Pinch 2: Leothric fights his way into the Fortress Unvanquishable, Save for Sacnoth. This is a kind of try-fail cycle, the kind that looks like success. He keeps achieving tasks (break down the door; scare off the camel-riders; get past the spider; pass through the hall of princes and queens; resist the temptation of the dream-women; cross the abyss; fight the dragon; fight the other, more dangerous dragon), but none of them are the task he wants to achieve: fighting and defeating Gaznak. In his talks on the Seven Points, Dan Wells alludes to the example of The Princess Bride, where the Man in Black’s contests with Inigo, Fezzik and the Sicilian, and the encounters in the Fire Swamp, are “try-fail” cycles. He wins, he progresses, but he doesn’t yet achieve his ultimate objective: to escape to his ship with Buttercup. Try-fail cycles can involve the protagonist winning.
Leothric doesn’t have any serious trouble with any of these obstacles, yet the story remains interesting, because they’re so beautifully described and everything is so evocative. This is similar to Dunsany’s models, the Arthurian quests (Gawain and the Green Knight, for example, which also gets echoed later with the detachable head). Success against opposition, even easy success, doesn’t have to be boring, as long as the opposition is interesting and the success isn’t instantaneous.
Plot turn 2: Leothric finally confronts Gaznak, and just when it looks like he will lose (because Gaznak’s sword can destroy Leothric’s armour, but not vice versa, and Gaznak’s detachable head trick prevents Leothric from beheading him), he figures out that Gaznak has another point of vulnerability: his wrist. This has been set up in advance, so it doesn’t feel like it comes out of nowhere, and in exploiting it he adds intelligence to his already-demonstrated virtues of courage and tenacity. Set up the solution, even if only half a dozen paragraphs before. Have the hero snatch victory from the jaws of defeat. It’s never too late to have the hero show another quality that’s consistent with his character.

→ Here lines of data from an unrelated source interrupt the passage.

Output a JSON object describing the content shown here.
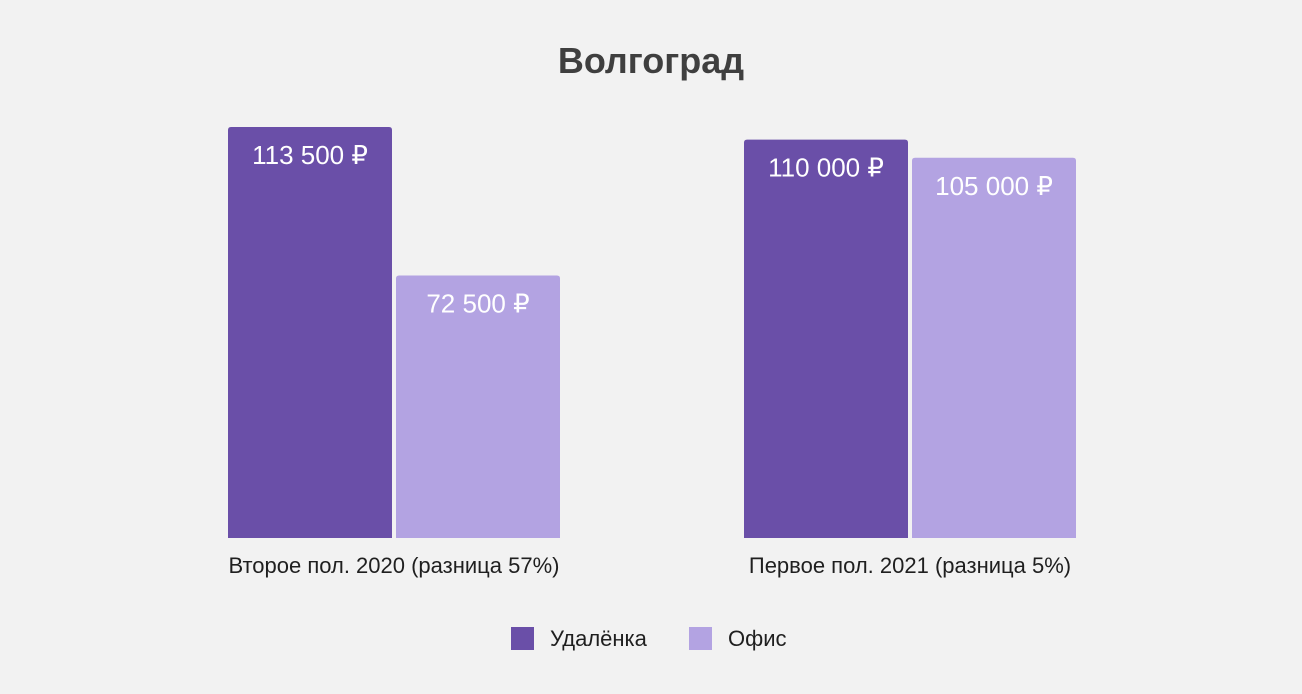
{
  "chart_data": {
    "type": "bar",
    "title": "Волгоград",
    "categories": [
      "Второе пол. 2020 (разница 57%)",
      "Первое пол. 2021 (разница 5%)"
    ],
    "series": [
      {
        "name": "Удалёнка",
        "color": "#6a4fa8",
        "values": [
          113500,
          110000
        ],
        "labels": [
          "113 500 ₽",
          "110 000 ₽"
        ]
      },
      {
        "name": "Офис",
        "color": "#b3a3e2",
        "values": [
          72500,
          105000
        ],
        "labels": [
          "72 500 ₽",
          "105 000 ₽"
        ]
      }
    ],
    "xlabel": "",
    "ylabel": "",
    "ylim": [
      0,
      113500
    ],
    "grid": false,
    "legend_position": "bottom"
  }
}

Resolution: The evil dissipates, Leothric returns home and the village is again at peace. Return to status quo ante is an acceptable resolution; the hero has changed, but the world may be back to how it was.
After the resolution comes the little twisty doubty thing in the last four paragraphs. If anything, this makes the story more of a legend, claims for it the status of a traditional tale rather than a newly-made-up story, as well as raising the epistemological question of what is true, what is real, and how we know. Those are questions academics ask more often than ordinary people, and perhaps they were preoccupations of earlier generations more than our own. It’s not necessarily something to imitate, but I think it works for this story.
So there’s my analysis. Now I need to write my story. I have a story in progress, but I’m not sure that the lessons I’ve learned here are directly applicable to it, so I may need to start another.